Reference
The method.
Definition. Session Engineering is the discipline of designing and steering working sessions with a language model: the unit of optimization is the whole session, not the prompt. Three times — open, steer, close — plus the layer prompting always ignores: intellectual self-defense against an interlocutor built to please.
Open: a frame, not a question
First, sort what you're undertaking: a request one answer can close is a consultation — don't overload it. A session is prepared: five to fifteen lines setting the precise subject, the purpose (understand, draft, decide), your methodological expectations, the pitfalls refused in advance, and your positioning. The regime your first messages carve is the one the whole session inherits.
Steer: seven signals, one move
The drift is bidirectional — a session dies of excess compliance as surely as of excess distrust. Seven signals call for an intervention:
- Hypnotic fluency. Everything reads well, nothing is said.Test: a five-line rewrite that loses nothing — if nothing is lost, the length was filler.

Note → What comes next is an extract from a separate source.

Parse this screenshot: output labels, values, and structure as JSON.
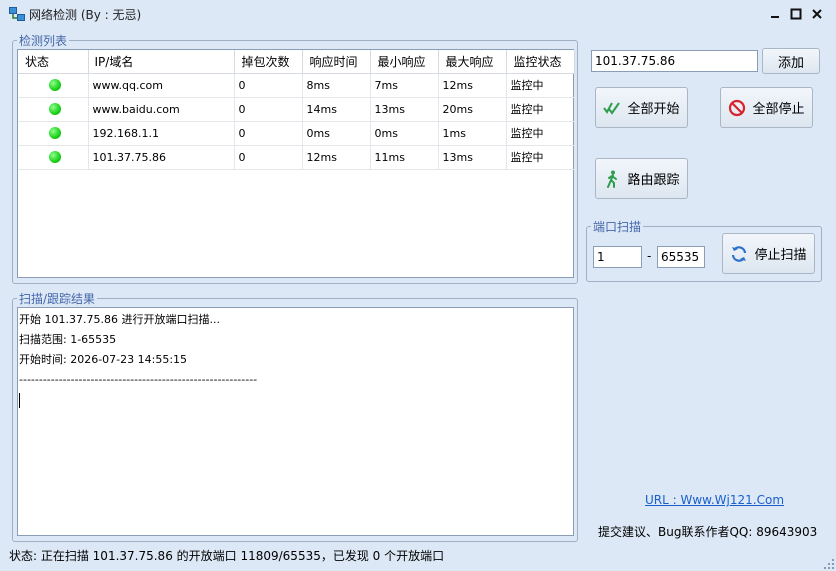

- Formulas with no addressee. “It's important to note that…” — inflections addressed to a supervisor, not to you.Move: ask for the version without the formula, and see what remains.
- Caution on undisputed ground. A hedge arrives though nobody objected.Move: point at the gap — “why this qualification?” — and learn what worried it.
- The drift toward comfort. Answers feel ever more on-point — often because they calibrate on you.Tests: “best objection to what you just said?”; “now defend the opposite with equal force.” Watch also its silent form: you haven't retaken anything for turns.
- Precision loss under length. Early distinctions come back simplified.Moves: a verified recap every 10–15 turns; notes kept outside the conversation.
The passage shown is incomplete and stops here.